Absetzung für Abnutzung
In Kürze
Absetzung für Abnutzung bezeichnet den planmäßigen steuerlichen Werteverzehr abnutzbarer Wirtschaftsgüter im Betriebsvermögen. Sie bildet Aufwand ab und mindert periodengerecht den steuerlichen Gewinn.
Definition
Absetzung für Abnutzung ist ein steuerrechtliches Instrument zur periodengerechten Erfassung von Wertminderungen betrieblicher Wirtschaftsgüter. Sie beschreibt den durch Nutzung oder Zeitablauf entstehenden Werteverzehr abnutzbarer Vermögensgegenstände im Betriebsvermögen. Absetzung für Abnutzung liegt vor, wenn Anschaffungs- oder Herstellungskosten aktiviert und eine begrenzte Nutzungsdauer objektiv festgelegt ist. Die Bemessung erfolgt regelmäßig anhand der betriebsgewöhnlichen Nutzungsdauer und der fortgeführten Buchwerte.
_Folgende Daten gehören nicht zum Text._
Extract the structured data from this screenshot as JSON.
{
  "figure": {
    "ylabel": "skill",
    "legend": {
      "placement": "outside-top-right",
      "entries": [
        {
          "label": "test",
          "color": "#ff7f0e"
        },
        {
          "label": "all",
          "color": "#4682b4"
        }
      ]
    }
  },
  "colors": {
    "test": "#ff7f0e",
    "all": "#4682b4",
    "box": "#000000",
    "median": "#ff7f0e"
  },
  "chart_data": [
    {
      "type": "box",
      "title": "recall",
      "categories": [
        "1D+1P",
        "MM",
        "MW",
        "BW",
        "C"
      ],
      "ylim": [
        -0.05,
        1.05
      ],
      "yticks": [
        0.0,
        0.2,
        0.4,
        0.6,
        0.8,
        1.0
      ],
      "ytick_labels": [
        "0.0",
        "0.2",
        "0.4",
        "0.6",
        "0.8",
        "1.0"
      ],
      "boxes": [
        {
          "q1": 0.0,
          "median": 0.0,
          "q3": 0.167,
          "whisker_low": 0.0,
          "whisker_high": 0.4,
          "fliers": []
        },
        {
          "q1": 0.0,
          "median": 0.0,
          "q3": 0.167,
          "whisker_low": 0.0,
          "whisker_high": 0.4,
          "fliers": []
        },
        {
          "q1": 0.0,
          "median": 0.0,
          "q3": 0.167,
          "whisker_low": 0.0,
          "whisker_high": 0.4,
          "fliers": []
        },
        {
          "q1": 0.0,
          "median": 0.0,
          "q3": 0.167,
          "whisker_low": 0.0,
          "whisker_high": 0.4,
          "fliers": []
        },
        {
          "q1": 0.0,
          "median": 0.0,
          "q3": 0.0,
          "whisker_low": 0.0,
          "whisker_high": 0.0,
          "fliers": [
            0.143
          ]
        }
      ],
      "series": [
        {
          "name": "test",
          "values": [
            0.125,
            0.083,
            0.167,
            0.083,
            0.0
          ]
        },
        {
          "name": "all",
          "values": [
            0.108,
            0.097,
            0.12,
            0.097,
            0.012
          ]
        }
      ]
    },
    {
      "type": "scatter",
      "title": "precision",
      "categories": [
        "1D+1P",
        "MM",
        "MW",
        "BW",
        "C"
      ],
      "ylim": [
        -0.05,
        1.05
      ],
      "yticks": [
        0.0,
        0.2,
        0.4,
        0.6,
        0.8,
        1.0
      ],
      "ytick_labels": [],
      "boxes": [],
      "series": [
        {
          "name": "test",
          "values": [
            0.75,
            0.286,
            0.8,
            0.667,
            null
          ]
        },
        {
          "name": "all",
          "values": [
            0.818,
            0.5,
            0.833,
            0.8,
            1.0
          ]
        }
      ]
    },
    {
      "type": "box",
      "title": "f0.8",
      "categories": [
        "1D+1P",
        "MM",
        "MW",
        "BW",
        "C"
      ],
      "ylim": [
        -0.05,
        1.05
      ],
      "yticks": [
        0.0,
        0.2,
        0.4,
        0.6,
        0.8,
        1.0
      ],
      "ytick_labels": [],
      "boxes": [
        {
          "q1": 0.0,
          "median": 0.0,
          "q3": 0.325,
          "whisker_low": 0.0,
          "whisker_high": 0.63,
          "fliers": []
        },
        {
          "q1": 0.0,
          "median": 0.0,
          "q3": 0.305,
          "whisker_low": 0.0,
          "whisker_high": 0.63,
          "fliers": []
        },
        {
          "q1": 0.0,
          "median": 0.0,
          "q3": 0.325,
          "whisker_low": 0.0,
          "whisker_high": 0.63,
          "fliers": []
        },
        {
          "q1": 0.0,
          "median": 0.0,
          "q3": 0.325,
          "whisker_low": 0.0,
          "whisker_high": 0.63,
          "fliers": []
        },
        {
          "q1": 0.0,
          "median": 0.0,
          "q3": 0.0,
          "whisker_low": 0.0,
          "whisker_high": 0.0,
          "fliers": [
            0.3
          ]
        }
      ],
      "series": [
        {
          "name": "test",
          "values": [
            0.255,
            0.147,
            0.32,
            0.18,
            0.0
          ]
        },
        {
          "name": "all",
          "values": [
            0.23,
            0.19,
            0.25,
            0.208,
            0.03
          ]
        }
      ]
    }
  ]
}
Zur Schätzung der Nutzungsdauer werden von der Finanzverwaltung veröffentlichte AfA-Tabellen herangezogen typischerweise. Rechtsgrundlage der Absetzung für Abnutzung sind § 7 Einkommensteuergesetz EStG sowie ergänzend § 253 Handelsgesetzbuch HGB. Eine gesetzliche Verpflichtung zur Anwendung auf nicht abnutzbare Wirtschaftsgüter besteht nicht dauerhaft. Sie ist von außerplanmäßigen Abschreibungen abzugrenzen, die auf außergewöhnlichen Wertminderungen beruhen regelmäßig. In der Praxis beeinflusst die Absetzung für Abnutzung Gewinnermittlung, Steuerbelastung und Investitionsplanung von Unternehmen.